A useful answer should include:

How many years of stand life remain in current alfalfa fields. Whether cool-season forage options fit into the rotation. What hay inventory looks like heading into fall, and whether outside buyers are already in the market locally. Which stands are most at risk if cutting management has to be adjusted.

Knowing the answer before forage prices move provides more options than learning the answer after.

The Bottom Line

Drought conditions across the western U.S. and southern Plains do not create immediate pressure on northern forage supplies. But they shift the broader market in ways that tend to show up in the second half of the year, and the breadth of this year’s drought footprint suggests that pressure may be more sustained than in a typical regional dry year.

Watching the indicators, evaluating stand decisions with persistence in mind, and keeping flexibility in the rotation are the practical responses available to growers right now.

Forage markets are cyclical.

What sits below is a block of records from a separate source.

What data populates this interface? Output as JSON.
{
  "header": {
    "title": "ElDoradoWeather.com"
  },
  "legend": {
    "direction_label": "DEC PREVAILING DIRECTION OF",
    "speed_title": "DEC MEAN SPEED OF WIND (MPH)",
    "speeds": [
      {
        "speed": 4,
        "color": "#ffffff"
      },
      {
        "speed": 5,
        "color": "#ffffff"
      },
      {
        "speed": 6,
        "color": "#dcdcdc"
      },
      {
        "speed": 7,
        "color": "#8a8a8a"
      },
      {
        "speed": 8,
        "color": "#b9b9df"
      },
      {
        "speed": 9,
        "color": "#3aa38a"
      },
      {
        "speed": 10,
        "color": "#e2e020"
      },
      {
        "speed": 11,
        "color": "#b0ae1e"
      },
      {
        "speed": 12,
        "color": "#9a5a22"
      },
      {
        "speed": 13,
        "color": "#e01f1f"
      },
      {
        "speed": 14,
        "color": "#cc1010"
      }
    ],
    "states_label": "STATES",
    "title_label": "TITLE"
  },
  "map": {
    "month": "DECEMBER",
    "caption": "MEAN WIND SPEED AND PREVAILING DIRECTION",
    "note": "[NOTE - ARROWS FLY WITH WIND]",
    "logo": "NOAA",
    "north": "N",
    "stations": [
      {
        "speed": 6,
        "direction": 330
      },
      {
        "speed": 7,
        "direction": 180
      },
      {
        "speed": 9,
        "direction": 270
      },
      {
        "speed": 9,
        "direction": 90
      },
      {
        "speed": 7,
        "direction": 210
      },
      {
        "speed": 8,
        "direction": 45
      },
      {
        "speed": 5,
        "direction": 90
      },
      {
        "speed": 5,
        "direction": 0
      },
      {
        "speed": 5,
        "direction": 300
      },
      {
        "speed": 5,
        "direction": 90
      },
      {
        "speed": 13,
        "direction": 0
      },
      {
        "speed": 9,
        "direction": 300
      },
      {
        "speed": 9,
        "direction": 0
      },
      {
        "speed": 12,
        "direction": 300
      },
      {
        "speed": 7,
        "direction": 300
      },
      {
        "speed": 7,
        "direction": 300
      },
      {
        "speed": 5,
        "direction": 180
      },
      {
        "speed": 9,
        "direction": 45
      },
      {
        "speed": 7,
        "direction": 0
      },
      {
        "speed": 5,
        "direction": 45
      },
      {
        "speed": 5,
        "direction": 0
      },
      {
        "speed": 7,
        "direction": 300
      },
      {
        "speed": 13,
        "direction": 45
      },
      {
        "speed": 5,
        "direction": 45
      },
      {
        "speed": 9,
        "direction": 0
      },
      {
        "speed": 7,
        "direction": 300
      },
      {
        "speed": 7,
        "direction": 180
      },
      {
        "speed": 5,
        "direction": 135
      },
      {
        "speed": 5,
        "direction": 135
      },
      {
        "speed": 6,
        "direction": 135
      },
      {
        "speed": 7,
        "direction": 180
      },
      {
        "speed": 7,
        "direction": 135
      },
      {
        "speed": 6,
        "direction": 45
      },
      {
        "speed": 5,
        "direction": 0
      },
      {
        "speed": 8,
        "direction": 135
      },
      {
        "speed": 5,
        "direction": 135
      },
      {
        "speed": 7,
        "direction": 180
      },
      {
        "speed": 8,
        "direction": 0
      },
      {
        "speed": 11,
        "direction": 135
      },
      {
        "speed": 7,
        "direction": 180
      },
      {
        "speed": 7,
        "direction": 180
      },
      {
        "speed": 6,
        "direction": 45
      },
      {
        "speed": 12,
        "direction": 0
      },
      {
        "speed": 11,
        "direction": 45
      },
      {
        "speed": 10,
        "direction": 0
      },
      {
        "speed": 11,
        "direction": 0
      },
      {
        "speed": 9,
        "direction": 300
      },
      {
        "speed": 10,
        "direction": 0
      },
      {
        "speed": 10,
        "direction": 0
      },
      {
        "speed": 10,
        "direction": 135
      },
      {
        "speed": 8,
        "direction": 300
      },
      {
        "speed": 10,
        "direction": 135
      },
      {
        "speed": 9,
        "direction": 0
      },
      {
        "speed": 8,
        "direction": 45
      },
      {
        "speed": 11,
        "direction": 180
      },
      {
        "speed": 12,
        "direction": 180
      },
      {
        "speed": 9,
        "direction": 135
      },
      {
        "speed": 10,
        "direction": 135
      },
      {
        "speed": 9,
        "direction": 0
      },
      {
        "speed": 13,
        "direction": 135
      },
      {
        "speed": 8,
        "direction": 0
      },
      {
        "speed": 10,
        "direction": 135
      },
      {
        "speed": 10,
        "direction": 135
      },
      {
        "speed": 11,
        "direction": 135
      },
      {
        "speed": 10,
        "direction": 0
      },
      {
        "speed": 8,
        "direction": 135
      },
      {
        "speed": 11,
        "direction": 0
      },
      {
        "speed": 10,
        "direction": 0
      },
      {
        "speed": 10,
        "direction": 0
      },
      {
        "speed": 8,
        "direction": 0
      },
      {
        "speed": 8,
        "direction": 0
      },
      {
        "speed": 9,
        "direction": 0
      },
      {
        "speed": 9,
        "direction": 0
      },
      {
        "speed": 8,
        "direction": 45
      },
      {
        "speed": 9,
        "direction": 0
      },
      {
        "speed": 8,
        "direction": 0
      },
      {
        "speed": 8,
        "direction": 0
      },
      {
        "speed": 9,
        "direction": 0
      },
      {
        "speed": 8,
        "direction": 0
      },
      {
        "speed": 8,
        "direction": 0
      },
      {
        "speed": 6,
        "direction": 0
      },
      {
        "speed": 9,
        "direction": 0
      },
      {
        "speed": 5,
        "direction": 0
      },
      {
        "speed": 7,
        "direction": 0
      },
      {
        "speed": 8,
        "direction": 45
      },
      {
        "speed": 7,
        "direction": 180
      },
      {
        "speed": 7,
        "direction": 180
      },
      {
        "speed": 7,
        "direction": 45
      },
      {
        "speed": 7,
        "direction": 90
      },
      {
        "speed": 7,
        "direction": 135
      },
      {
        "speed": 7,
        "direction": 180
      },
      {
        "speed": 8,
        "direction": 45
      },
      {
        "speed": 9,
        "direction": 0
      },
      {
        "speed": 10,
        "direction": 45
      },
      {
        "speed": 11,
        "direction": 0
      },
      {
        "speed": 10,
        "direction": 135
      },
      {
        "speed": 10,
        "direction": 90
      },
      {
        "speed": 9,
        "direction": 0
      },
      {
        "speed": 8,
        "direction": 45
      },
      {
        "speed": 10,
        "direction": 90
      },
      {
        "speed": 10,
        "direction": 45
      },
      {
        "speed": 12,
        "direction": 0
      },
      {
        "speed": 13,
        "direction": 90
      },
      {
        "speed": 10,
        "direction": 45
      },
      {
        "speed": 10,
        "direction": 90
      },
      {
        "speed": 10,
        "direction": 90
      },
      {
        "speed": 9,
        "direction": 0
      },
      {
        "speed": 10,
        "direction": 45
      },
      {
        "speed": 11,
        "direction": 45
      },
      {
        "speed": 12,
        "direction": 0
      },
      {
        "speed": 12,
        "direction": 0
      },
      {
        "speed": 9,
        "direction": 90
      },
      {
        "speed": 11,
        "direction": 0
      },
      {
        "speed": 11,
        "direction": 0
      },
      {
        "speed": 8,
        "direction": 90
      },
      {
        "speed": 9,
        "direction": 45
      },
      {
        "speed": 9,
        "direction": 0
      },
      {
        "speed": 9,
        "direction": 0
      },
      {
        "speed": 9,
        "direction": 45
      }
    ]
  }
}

Drought years come and go. But the operations that come through them with the least disruption are the ones that planned a season ahead, not a month behind.

At Legacy Seeds, we believe the strongest forage decisions are made before the pressure arrives. Disciplined stand management, durable genetics, and a clear-eyed view of the broader market give growers the flexibility to respond to whatever the season delivers.